23:26acceli don't copy/paste
23:26amalloyaccel: add a WindowListener to the frame, that cancels the timer on close?
23:26accelI just do (load-file "blahblah.clj")
23:27minikomiah
23:28accelthen, I use (doc ...) to get documentation in the repl
23:28acceluse the repl to get the satck traces
23:28acceland most imporatntly; when I get stuck; I write long deatiled posts of exactly what I'm trying / waht is working / what is not working
23:28acceluntil someone uch smatter in #clojure decides I'm cluttering up the channel, and helps me out. :-)
23:28minikomihaha
23:29minikomii'm interested in learning a lisp-ish language but getting a working toolchain is a bit of a hassle .. such is the nature with new things I guess!
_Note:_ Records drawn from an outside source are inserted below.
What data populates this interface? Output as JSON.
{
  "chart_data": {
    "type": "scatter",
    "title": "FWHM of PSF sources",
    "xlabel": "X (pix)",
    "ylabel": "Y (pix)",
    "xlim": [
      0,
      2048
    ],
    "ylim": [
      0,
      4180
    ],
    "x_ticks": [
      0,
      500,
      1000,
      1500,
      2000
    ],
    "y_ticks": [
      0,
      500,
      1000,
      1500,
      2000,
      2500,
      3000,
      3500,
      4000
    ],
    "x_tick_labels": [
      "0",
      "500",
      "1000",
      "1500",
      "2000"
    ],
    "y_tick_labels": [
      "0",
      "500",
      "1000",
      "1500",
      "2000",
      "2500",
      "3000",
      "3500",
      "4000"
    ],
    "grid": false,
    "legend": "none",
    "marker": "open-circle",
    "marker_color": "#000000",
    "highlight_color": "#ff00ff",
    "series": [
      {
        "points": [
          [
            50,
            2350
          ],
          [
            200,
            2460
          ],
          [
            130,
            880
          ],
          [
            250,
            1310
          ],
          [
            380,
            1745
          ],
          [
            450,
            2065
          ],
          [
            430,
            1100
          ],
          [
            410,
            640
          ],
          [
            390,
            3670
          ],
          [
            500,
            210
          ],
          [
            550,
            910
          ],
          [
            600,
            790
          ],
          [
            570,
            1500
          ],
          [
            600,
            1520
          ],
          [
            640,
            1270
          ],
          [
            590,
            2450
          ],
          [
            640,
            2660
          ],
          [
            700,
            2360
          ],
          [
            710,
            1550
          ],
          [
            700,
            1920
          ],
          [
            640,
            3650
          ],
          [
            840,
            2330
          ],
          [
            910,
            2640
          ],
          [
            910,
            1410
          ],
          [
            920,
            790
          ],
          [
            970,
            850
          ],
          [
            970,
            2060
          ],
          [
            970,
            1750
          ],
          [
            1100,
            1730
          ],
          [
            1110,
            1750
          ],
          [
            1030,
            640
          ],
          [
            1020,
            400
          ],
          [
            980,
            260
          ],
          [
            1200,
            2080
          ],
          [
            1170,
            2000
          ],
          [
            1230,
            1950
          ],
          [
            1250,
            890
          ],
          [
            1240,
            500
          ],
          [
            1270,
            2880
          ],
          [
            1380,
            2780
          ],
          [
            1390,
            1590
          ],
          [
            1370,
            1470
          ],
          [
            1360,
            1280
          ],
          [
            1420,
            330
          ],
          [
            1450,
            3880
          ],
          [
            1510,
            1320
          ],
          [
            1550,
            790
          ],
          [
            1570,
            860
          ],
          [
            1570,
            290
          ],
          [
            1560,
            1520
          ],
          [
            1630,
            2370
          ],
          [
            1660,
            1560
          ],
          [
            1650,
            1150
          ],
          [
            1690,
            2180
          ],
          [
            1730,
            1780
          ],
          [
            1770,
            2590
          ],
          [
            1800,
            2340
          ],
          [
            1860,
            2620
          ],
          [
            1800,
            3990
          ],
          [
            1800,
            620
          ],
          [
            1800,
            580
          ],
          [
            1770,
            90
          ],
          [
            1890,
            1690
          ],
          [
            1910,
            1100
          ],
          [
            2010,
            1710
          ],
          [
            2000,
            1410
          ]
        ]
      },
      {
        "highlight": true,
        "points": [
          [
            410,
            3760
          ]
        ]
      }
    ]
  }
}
23:30accelthe toolchain is overated
23:31accelamalloy: http://docs.oracle.com/javase/1.5.0/docs/api/javax/swing/Timer.html <-- interesting; so there is one thread that keeps track of all the timers; but all the timers are eecuted in the Swing TUI thread? I guess it makes sense to allow all the updates to happen; this is knd of cool.
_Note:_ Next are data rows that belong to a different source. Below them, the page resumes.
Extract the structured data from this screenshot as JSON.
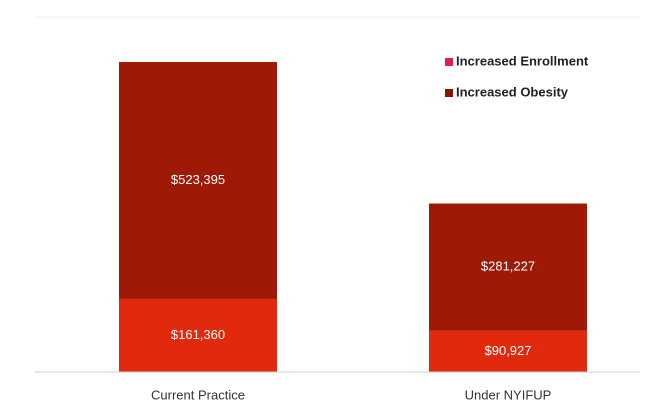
{
  "chart_data": {
    "type": "stacked_bar",
    "categories": [
      "Current Practice",
      "Under NYIFUP"
    ],
    "series": [
      {
        "name": "Increased Enrollment",
        "color": "#e0290d",
        "legend_color": "#e0204a",
        "values": [
          161360,
          90927
        ],
        "value_labels": [
          "$161,360",
          "$90,927"
        ]
      },
      {
        "name": "Increased Obesity",
        "color": "#9e1a06",
        "legend_color": "#8a1505",
        "values": [
          523395,
          281227
        ],
        "value_labels": [
          "$523,395",
          "$281,227"
        ]
      }
    ],
    "legend": "top-right"
  }
}
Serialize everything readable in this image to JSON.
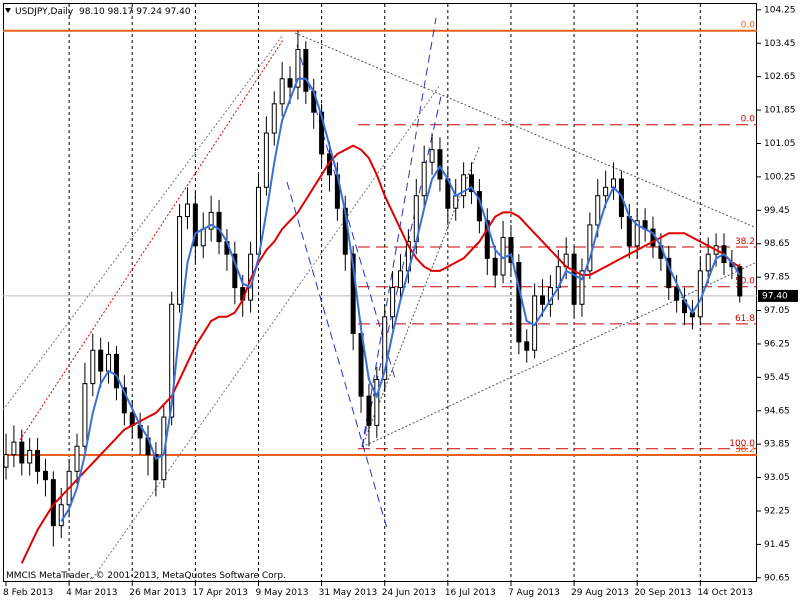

23:32accelThis is the timer I want to use. http://docs.oracle.com/javase/tutorial/uiswing/misc/timer.html . Is there a way to say "kill all existing timers?
23:35amalloybrehaut: just finished writing up the problem i proposed earlier: "transform the map {a {x 1 y 2} b {p 3 q 4}} into {[a x] 1 [a y] 2 [b p] 3 [b p] 4}, and btw you might want to use 'for". can't think of a good title for it, though
23:38hiredmanaccel: the cools kids use scheduledthreadpoolexecutors
23:39hiredmanhttp://docs.oracle.com/javase/1.5.0/docs/api/java/util/concurrent/ScheduledThreadPoolExecutor.html has a shutdownNow method
23:40brehautjava.util.concurrent is just jammed full of cool classes
23:42brehautamalloy: thats boggling my brain :P
23:44accelhiredman: does ScheduledThreadPoolExecutor have hiredman's seal of approval?
23:45accelhiredman: is the difference between FixedRate & FixedDelay that: (1) FixedRate does NOT drift and (2) FixedDelay drifts ?
23:49hiredmanaccel: actually I am not sure, but I believe fixedrate tasks can end up running at the same time if you take longer than the period, while fixed delay tasks wait for the delay after termination for executing again
23:55accelhiredman: so I'm reading http://docs.oracle.com/javase/1.5.0/docs/api/java/util/concurrent/ScheduledThreadPoolExecutor.html and I don't see a promise anywhere that says "when this object is GC-ed, shutdown is automatically called on it. Is this implied somewhere, or can I not make this assumptino?"
23:57hiredmanaccel: why would you assume that?
23:58Raynes&(reduce #(if ((set %) %2) % (conj % %2)) [] [1 1 2 1 3 2 3 3])
23:58lazybot⇒ [1 2 3]
23:58accelIn C++, when objects are freed; their desructors are called; I extrapolate it to in Java, when objects are GC-ed, they should "clean up"; it seems like for a thread pool to clean up; it should shutdown all its threads.